By Megy Karydes
For those living with diabetes—a metabolic disease in which the body is unable to produce any or enough insulin and causes blood glucose (sugar) levels to rise higher than normal—a constant watch over what they eat is mandatory. A quick online search for diabetes control and prevention recipes results in more than 43 million links. That’s a lot of links to wade through.
For something less overwhelming and better curated to the needs of diabetics, the American Diabetes Association (ADA) launched a microsite called “Recipes for Healthy Living” in 2011 that features 14 new recipes (including some gluten-free), meal plans, cooking videos and other healthy eating tips every month.
Chicago resident Kaprice D. often uses the site for recipes since her 11-year-old son Jake has diabetes. “When you have a family member with diabetes, you tend to seek out any information you can find,” Kaprice says. “Jake carb counts, and with that, he is able to make choices on the types of food he eats and the quantity of food he eats.”

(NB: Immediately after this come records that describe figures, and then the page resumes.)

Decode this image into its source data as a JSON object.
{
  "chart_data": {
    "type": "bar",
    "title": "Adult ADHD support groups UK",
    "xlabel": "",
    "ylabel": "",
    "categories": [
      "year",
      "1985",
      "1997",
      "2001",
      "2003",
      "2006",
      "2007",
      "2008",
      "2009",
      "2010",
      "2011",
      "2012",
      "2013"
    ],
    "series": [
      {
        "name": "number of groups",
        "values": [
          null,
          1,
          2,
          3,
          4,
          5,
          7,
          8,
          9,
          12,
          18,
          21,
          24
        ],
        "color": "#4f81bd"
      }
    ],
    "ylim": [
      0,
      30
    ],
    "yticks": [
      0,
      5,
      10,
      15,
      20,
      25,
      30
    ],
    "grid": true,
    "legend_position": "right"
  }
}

Kaprice doesn’t single out her son when preparing meals. Rather, she prepares the same food for everyone in her family. “By preparing the same meal for everyone, this allows my son to learn how to make managed decisions on his own and care for himself and his diabetic needs in a healthy, knowledgeable way,” she adds. “I feel this will prepare him for when I am not with him and he needs to manage his diet on his own.”
Almost a dozen recipes found on the microsite are created from scratch each month by Lara Rondinelli-Hamilton, RD, LDN, CDE, a registered dietitian and certified diabetes educator with over 13 years of experience counseling people with diabetes. With her on the microsite is trained Chef Jennifer Bucko Lamplough.

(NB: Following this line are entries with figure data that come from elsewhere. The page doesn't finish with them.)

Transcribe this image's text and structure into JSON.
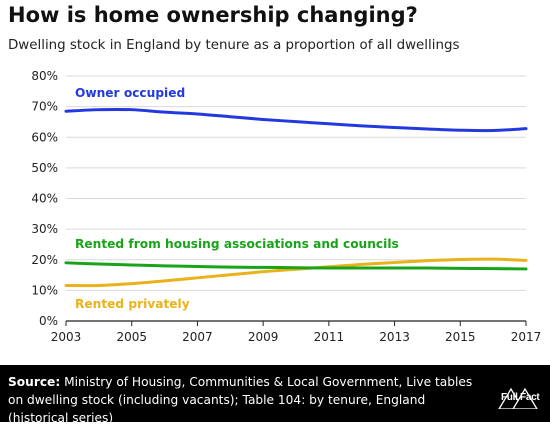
{
  "title": "How is home ownership changing?",
  "subtitle": "Dwelling stock in England by tenure as a proportion of all dwellings",
  "source": {
    "label": "Source:",
    "text": "Ministry of Housing, Communities & Local Government, Live tables on dwelling stock (including vacants); Table 104: by tenure, England (historical series)"
  },
  "logo": {
    "text": "Full Fact"
  },
  "chart_data": {
    "type": "line",
    "title": "How is home ownership changing?",
    "subtitle": "Dwelling stock in England by tenure as a proportion of all dwellings",
    "xlim": [
      2003,
      2017
    ],
    "ylim": [
      0,
      80
    ],
    "x_ticks": [
      "2003",
      "2005",
      "2007",
      "2009",
      "2011",
      "2013",
      "2015",
      "2017"
    ],
    "y_ticks": [
      "0%",
      "10%",
      "20%",
      "30%",
      "40%",
      "50%",
      "60%",
      "70%",
      "80%"
    ],
    "grid": true,
    "legend": "inline labels",
    "x": [
      2003,
      2004,
      2005,
      2006,
      2007,
      2008,
      2009,
      2010,
      2011,
      2012,
      2013,
      2014,
      2015,
      2016,
      2017
    ],
    "series": [
      {
        "name": "Owner occupied",
        "color": "#2339e0",
        "values": [
          68.5,
          69.0,
          69.0,
          68.2,
          67.6,
          66.7,
          65.8,
          65.1,
          64.4,
          63.7,
          63.2,
          62.7,
          62.3,
          62.2,
          62.8
        ]
      },
      {
        "name": "Rented from housing associations and councils",
        "color": "#18a418",
        "values": [
          19.0,
          18.6,
          18.3,
          18.0,
          17.8,
          17.6,
          17.5,
          17.4,
          17.3,
          17.3,
          17.3,
          17.3,
          17.2,
          17.1,
          17.0
        ]
      },
      {
        "name": "Rented privately",
        "color": "#eab21a",
        "values": [
          11.6,
          11.6,
          12.2,
          13.1,
          14.1,
          15.1,
          16.1,
          16.9,
          17.7,
          18.5,
          19.1,
          19.7,
          20.1,
          20.2,
          19.8
        ]
      }
    ]
  }
}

Together, the Chicagoland-based duo develops flavorful, healthy and quick recipes for diabetics and their families. Cassie Rico, MPH, RD, the associate director of nutrition and medical affairs at the ADA, puts each recipe through the wringer as she prepares the dishes for taste testing.

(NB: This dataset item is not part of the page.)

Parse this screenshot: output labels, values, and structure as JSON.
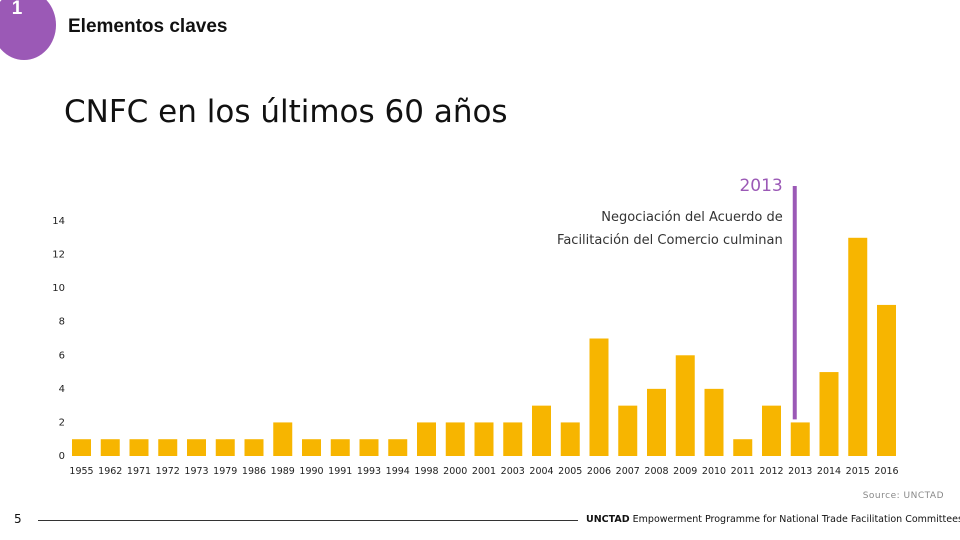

“We send out an email 10 times a year to let subscribers know there is new content on the site,” says Stephanie Dunbar, MPH, RD, director of nutrition and medical affairs at the ADA.
Dunbar and her team pay close attention to what their visitors are searching for when they arrive at the site. Respondents had previously indicated that they wanted more recipes that were faster to create and budget-friendly, so now the site offers more affordable, easier-to-make recipes. Also, “To explore the impact of “Recipes for Healthy Living,” two online surveys (before exposure and three months postexposure) were administered to a sample group of new users of the site,” explains Dunbar. “Not surprisingly, recipes followed by meal plans were the most utilized resources.”
Even more exciting for Dunbar and her team are the behavioral changes they can measure. The results from the survey indicated significant improvements observed in key food purchasing and preparation behaviors (e.g., meal planning, methods of plate utilization and portion control) after exposure to the website’s resources. Also, respondents increased the frequency of recommended dietary behaviors after exposure such as consuming low-fat milk and yogurt, whole grains, fruits, vegetables, poultry/fish and beans.
For those wishing to learn more about diabetes and would like to talk with experts in a one-on-one setting or attend cooking demonstrations, the ADA hosts its annual EXPO in Chicago on Apr. 5. It includes a Family Fun/Healthy Kids area with information and activities geared toward youths with diabetes and their families. The EXPO is free and will be held at McCormick Place.